Living in America, feeling somewhat cut off in the midst of the 2020-2022 pandemic, I found myself remembering and missing some of the things from the borderland of England and Wales, where I had my home. The light on the hills, the glorious landscape, the characters at the Welshpool Friday market.
And then Ian Anderson’s antique shop: there I would see, touch and enjoy some of the pieces he had bought at auction or come across by invitation throughout Mid Wales. Form, color and surface – he found some delightful things. I missed the joy of the old oak dressers, the tables and chairs with their marvelous well-worn surfaces. That is why I started playing with my chair finishes, to get some of that feeling into my newly made chairs. You see, I have no interest in making fake antiques. Instead, with my finishing techniques I strive to create chairs that I want to see, chairs that I cannot find or even if they were about, chairs that I couldn’t begin to afford.
In addition to the finish, texture and toolmarks are important to creating a chair with a magical old quality.
This book will take you through the steps and techniques I have used in my work as a chairmaker, and furniture and tool restorer, to simulate the textures, colors and the mellow glow that is prized in old work. It requires simple tools, such as a deer antler I found on a walk, some stones I picked up from a beach walk in Rhode Island and a chainmail burnisher/pot scrubber. Plus, some chemicals – some relatively harmless (cement dust) and some that require great caution (nitric acid).
Multiple layers of finish and wear create a believable surface.

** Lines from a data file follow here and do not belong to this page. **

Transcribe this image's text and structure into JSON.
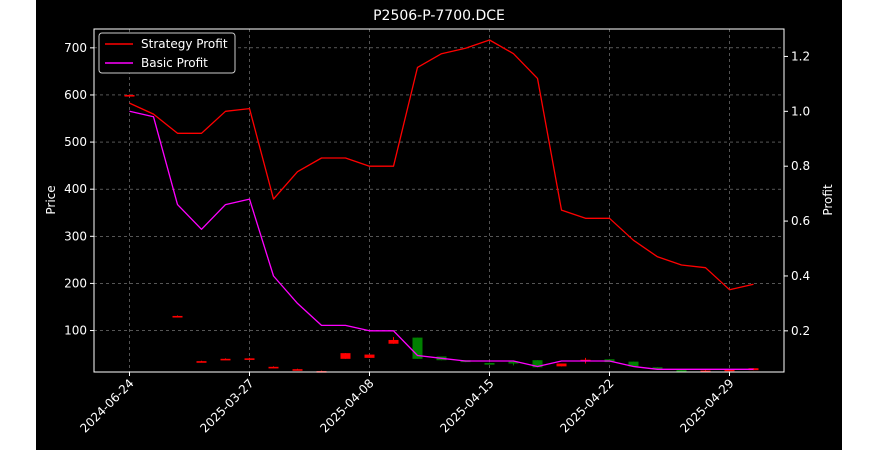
{
  "chart_data": {
    "type": "candlestick",
    "title": "P2506-P-7700.DCE",
    "xlabel": "",
    "ylabel_left": "Price",
    "ylabel_right": "Profit",
    "ylim_left": [
      12,
      740
    ],
    "ylim_right": [
      0.05,
      1.3
    ],
    "left_ticks": [
      100,
      200,
      300,
      400,
      500,
      600,
      700
    ],
    "right_ticks": [
      0.2,
      0.4,
      0.6,
      0.8,
      1.0,
      1.2
    ],
    "right_tick_labels": [
      "0.2",
      "0.4",
      "0.6",
      "0.8",
      "1.0",
      "1.2"
    ],
    "x_ticks": [
      {
        "index": 0,
        "label": "2024-06-24"
      },
      {
        "index": 5,
        "label": "2025-03-27"
      },
      {
        "index": 10,
        "label": "2025-04-08"
      },
      {
        "index": 15,
        "label": "2025-04-15"
      },
      {
        "index": 20,
        "label": "2025-04-22"
      },
      {
        "index": 25,
        "label": "2025-04-29"
      }
    ],
    "n_points": 27,
    "grid": true,
    "legend_position": "upper-left",
    "series": [
      {
        "name": "Strategy Profit",
        "color": "#ff0000",
        "axis": "right",
        "values": [
          1.03,
          0.99,
          0.92,
          0.92,
          1.0,
          1.01,
          0.68,
          0.78,
          0.83,
          0.83,
          0.8,
          0.8,
          1.16,
          1.21,
          1.23,
          1.26,
          1.21,
          1.12,
          0.64,
          0.61,
          0.61,
          0.53,
          0.47,
          0.44,
          0.43,
          0.35,
          0.37
        ]
      },
      {
        "name": "Basic Profit",
        "color": "#ff00ff",
        "axis": "right",
        "values": [
          1.0,
          0.98,
          0.66,
          0.57,
          0.66,
          0.68,
          0.4,
          0.3,
          0.22,
          0.22,
          0.2,
          0.2,
          0.11,
          0.1,
          0.09,
          0.09,
          0.09,
          0.07,
          0.09,
          0.09,
          0.09,
          0.07,
          0.06,
          0.06,
          0.06,
          0.06,
          0.06
        ]
      }
    ],
    "candles": [
      {
        "i": 0,
        "open": 600,
        "close": 600,
        "high": 601,
        "low": 599
      },
      {
        "i": 2,
        "open": 131,
        "close": 131,
        "high": 132,
        "low": 130
      },
      {
        "i": 3,
        "open": 35,
        "close": 35,
        "high": 36,
        "low": 34
      },
      {
        "i": 4,
        "open": 40,
        "close": 40,
        "high": 41,
        "low": 39
      },
      {
        "i": 5,
        "open": 41,
        "close": 41,
        "high": 42,
        "low": 40
      },
      {
        "i": 6,
        "open": 23,
        "close": 23,
        "high": 24,
        "low": 22
      },
      {
        "i": 7,
        "open": 18,
        "close": 18,
        "high": 19,
        "low": 17
      },
      {
        "i": 8,
        "open": 14,
        "close": 14,
        "high": 15,
        "low": 13
      },
      {
        "i": 9,
        "open": 40,
        "close": 52,
        "high": 52,
        "low": 40
      },
      {
        "i": 10,
        "open": 42,
        "close": 49,
        "high": 49,
        "low": 42
      },
      {
        "i": 11,
        "open": 72,
        "close": 80,
        "high": 86,
        "low": 72
      },
      {
        "i": 12,
        "open": 85,
        "close": 40,
        "high": 85,
        "low": 40
      },
      {
        "i": 13,
        "open": 45,
        "close": 37,
        "high": 45,
        "low": 37
      },
      {
        "i": 14,
        "open": 37,
        "close": 33,
        "high": 37,
        "low": 33
      },
      {
        "i": 15,
        "open": 31,
        "close": 30,
        "high": 32,
        "low": 29
      },
      {
        "i": 16,
        "open": 34,
        "close": 30,
        "high": 36,
        "low": 26
      },
      {
        "i": 17,
        "open": 37,
        "close": 22,
        "high": 37,
        "low": 22
      },
      {
        "i": 18,
        "open": 24,
        "close": 30,
        "high": 30,
        "low": 24
      },
      {
        "i": 19,
        "open": 36,
        "close": 38,
        "high": 42,
        "low": 30
      },
      {
        "i": 20,
        "open": 39,
        "close": 33,
        "high": 39,
        "low": 33
      },
      {
        "i": 21,
        "open": 34,
        "close": 24,
        "high": 34,
        "low": 24
      },
      {
        "i": 22,
        "open": 22,
        "close": 19,
        "high": 22,
        "low": 19
      },
      {
        "i": 23,
        "open": 16,
        "close": 13,
        "high": 16,
        "low": 13
      },
      {
        "i": 24,
        "open": 15,
        "close": 15,
        "high": 16,
        "low": 14
      },
      {
        "i": 25,
        "open": 17,
        "close": 17,
        "high": 18,
        "low": 16
      },
      {
        "i": 26,
        "open": 16,
        "close": 20,
        "high": 20,
        "low": 16
      }
    ],
    "candle_up_color": "#ff0000",
    "candle_down_color": "#008000"
  }
}
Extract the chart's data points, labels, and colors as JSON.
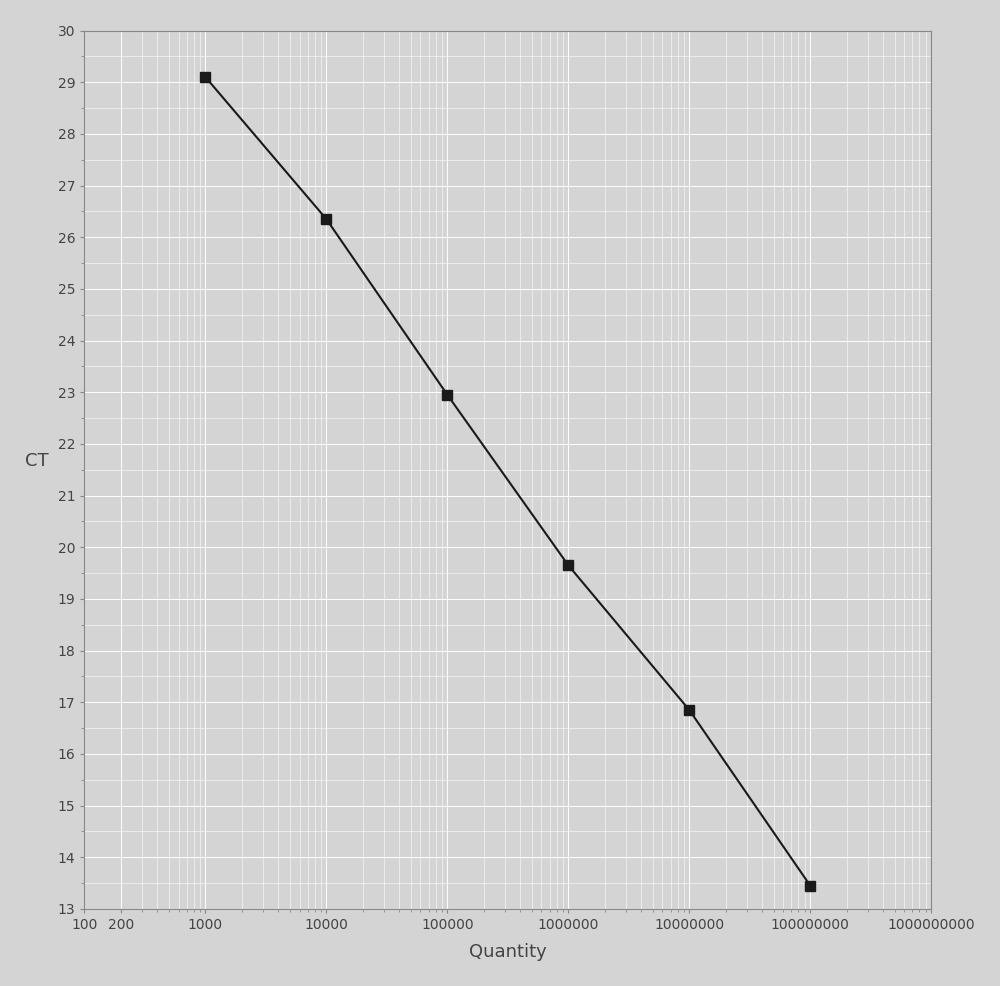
{
  "x_values": [
    1000,
    10000,
    100000,
    1000000,
    10000000,
    100000000
  ],
  "y_values": [
    29.1,
    26.35,
    22.95,
    19.65,
    16.85,
    13.45
  ],
  "marker": "s",
  "marker_color": "#1a1a1a",
  "marker_size": 7,
  "line_color": "#1a1a1a",
  "line_width": 1.5,
  "xlabel": "Quantity",
  "ylabel": "CT",
  "xlim": [
    100,
    1000000000
  ],
  "ylim": [
    13,
    30
  ],
  "yticks": [
    13,
    14,
    15,
    16,
    17,
    18,
    19,
    20,
    21,
    22,
    23,
    24,
    25,
    26,
    27,
    28,
    29,
    30
  ],
  "background_color": "#d4d4d4",
  "grid_color": "#ffffff",
  "xlabel_fontsize": 13,
  "ylabel_fontsize": 13,
  "tick_fontsize": 10,
  "tick_color": "#444444",
  "spine_color": "#888888"
}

These finishes also require a bit of “belligerence.” And by that, I mean mostly perseverance. Creating these finishes requires you to apply finish, wipe it off, burnish it, heat it or even gently burn it off (I definitely do not mean char it). Then stop to take a look at your progress. You may have to do it all again (and again) until all the parts of your chair are to your liking, and you have created a believable surface.
Like restoring furniture surfaces, this process is about “play” – working and reworking a surface until you get the desired result.
Should you feel somewhat nervous piling in with these techniques on a new chair, practice on small boards, chair legs and spindles. Using different woods, take notes of the effects you have come across and build yourself a parts library to refer to.
I do think these finishes are worth the work. I find that they inspire me and lift my spirits.